Ausserdem Dringendes und Angelegenheiten mit Fristen wie die Buchung von Flügen, Kündigungen, Bestellung von Flyern und Plakaten und, wenn es mal wieder knapp wird, die Buchhaltung. Das Anmelden deines neuen Gewerbes oder die Eröffnung eines weiteren Geschäftskontos.

Auch Dinge die nicht von großer Tragweite aber dennoch wichtig sind, können auf die To-Do Liste. Das kann sein, den Anzug zur Reinigung zu bringen, Druckerpapier zu besorgen oder die 50 Euro zu überweisen die du dir bei der Kollegin geliehen hast.
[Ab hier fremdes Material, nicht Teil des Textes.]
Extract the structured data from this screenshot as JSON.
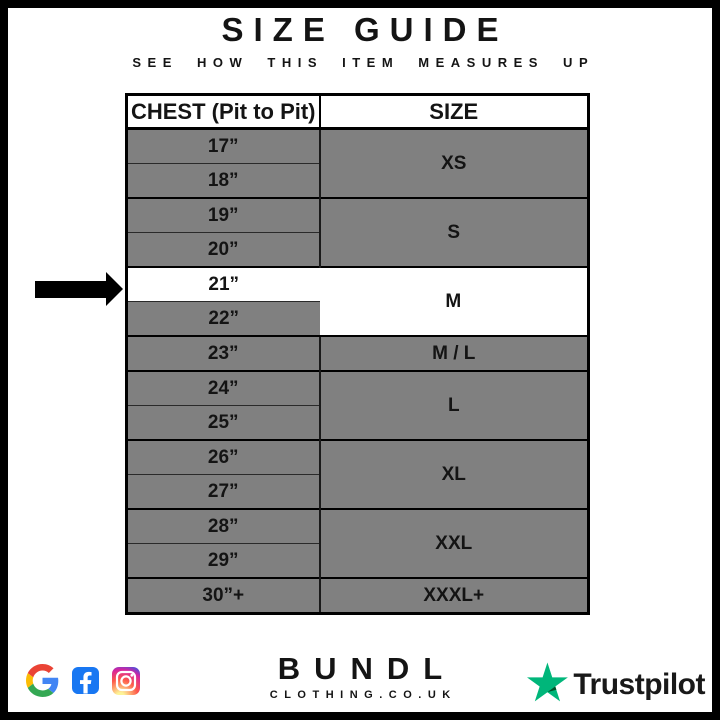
{
  "header": {
    "title": "SIZE GUIDE",
    "subtitle": "SEE HOW THIS ITEM MEASURES UP"
  },
  "size_table": {
    "columns": [
      "CHEST (Pit to Pit)",
      "SIZE"
    ],
    "groups": [
      {
        "size": "XS",
        "measurements": [
          "17”",
          "18”"
        ],
        "highlighted": false,
        "highlighted_measurement": null
      },
      {
        "size": "S",
        "measurements": [
          "19”",
          "20”"
        ],
        "highlighted": false,
        "highlighted_measurement": null
      },
      {
        "size": "M",
        "measurements": [
          "21”",
          "22”"
        ],
        "highlighted": true,
        "highlighted_measurement": "21”"
      },
      {
        "size": "M / L",
        "measurements": [
          "23”"
        ],
        "highlighted": false,
        "highlighted_measurement": null
      },
      {
        "size": "L",
        "measurements": [
          "24”",
          "25”"
        ],
        "highlighted": false,
        "highlighted_measurement": null
      },
      {
        "size": "XL",
        "measurements": [
          "26”",
          "27”"
        ],
        "highlighted": false,
        "highlighted_measurement": null
      },
      {
        "size": "XXL",
        "measurements": [
          "28”",
          "29”"
        ],
        "highlighted": false,
        "highlighted_measurement": null
      },
      {
        "size": "XXXL+",
        "measurements": [
          "30”+"
        ],
        "highlighted": false,
        "highlighted_measurement": null
      }
    ],
    "colors": {
      "cell_gray": "#808080",
      "highlight_white": "#ffffff",
      "border_black": "#000000"
    }
  },
  "annotation": {
    "arrow_color": "#000000",
    "points_to_measurement": "21”",
    "points_to_size": "M"
  },
  "footer": {
    "brand": {
      "name": "BUNDL",
      "domain": "CLOTHING.CO.UK"
    },
    "social_icons": [
      "google-icon",
      "facebook-icon",
      "instagram-icon"
    ],
    "trustpilot": {
      "label": "Trustpilot",
      "star_color": "#00B67A",
      "star_dark_color": "#005128"
    }
  }
}
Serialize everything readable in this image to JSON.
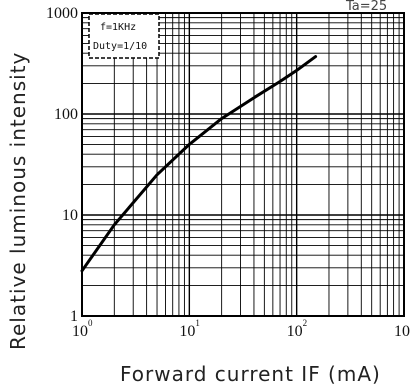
{
  "corner_text": "Ta=25",
  "chart_data": {
    "type": "line",
    "xlabel": "Forward current IF (mA)",
    "ylabel": "Relative luminous intensity",
    "x_scale": "log",
    "y_scale": "log",
    "xlim": [
      1,
      1000
    ],
    "ylim": [
      1,
      1000
    ],
    "grid": true,
    "x_ticks": [
      {
        "base": "10",
        "exp": "0"
      },
      {
        "base": "10",
        "exp": "1"
      },
      {
        "base": "10",
        "exp": "2"
      },
      {
        "base": "10",
        "exp": ""
      }
    ],
    "y_ticks": [
      "1",
      "10",
      "100",
      "1000"
    ],
    "legend_lines": [
      "f=1KHz",
      "Duty=1/10"
    ],
    "legend_position": "top-left",
    "series": [
      {
        "color": "#000000",
        "x": [
          1,
          2,
          5,
          10,
          20,
          40,
          70,
          100,
          150
        ],
        "y": [
          2.8,
          8,
          25,
          50,
          90,
          145,
          210,
          270,
          370
        ]
      }
    ]
  }
}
Nun hast du eine Anleitung für deine To-Do Liste und weißt, was darauf gehört und was nicht. Das wird dir helfen deine Aufgaben zu strukturieren und effektiver zu arbeiten. Verbringe nicht deine Zeit damit, To-Do Listen, Kalender und Checklisten aufwändig zu pflegen. Sie sind für dich da, nicht du für sie. Sie sollen dir helfen effizient zu arbeiten, werden aber deine Arbeit nicht für dich erledigen.

Fazit

To-Do Listen sind eine gute Sache. Verbringe aber nicht deine kostbare Zeit damit sie zu pflegen wie ein Rennpferd. Nimm dir ein Din A4 Blatt, falte und beschrifte es wie oben beschrieben. Notiere dir pro Tag maximal 3 Punkte, die erledigt werden müssen. Nach 14 Tagen ist das Blatt voll. Hefte es ab und starte mit einem neuen. Auf geht´s.

Welche Form der To-Do Liste benutzt du bisher?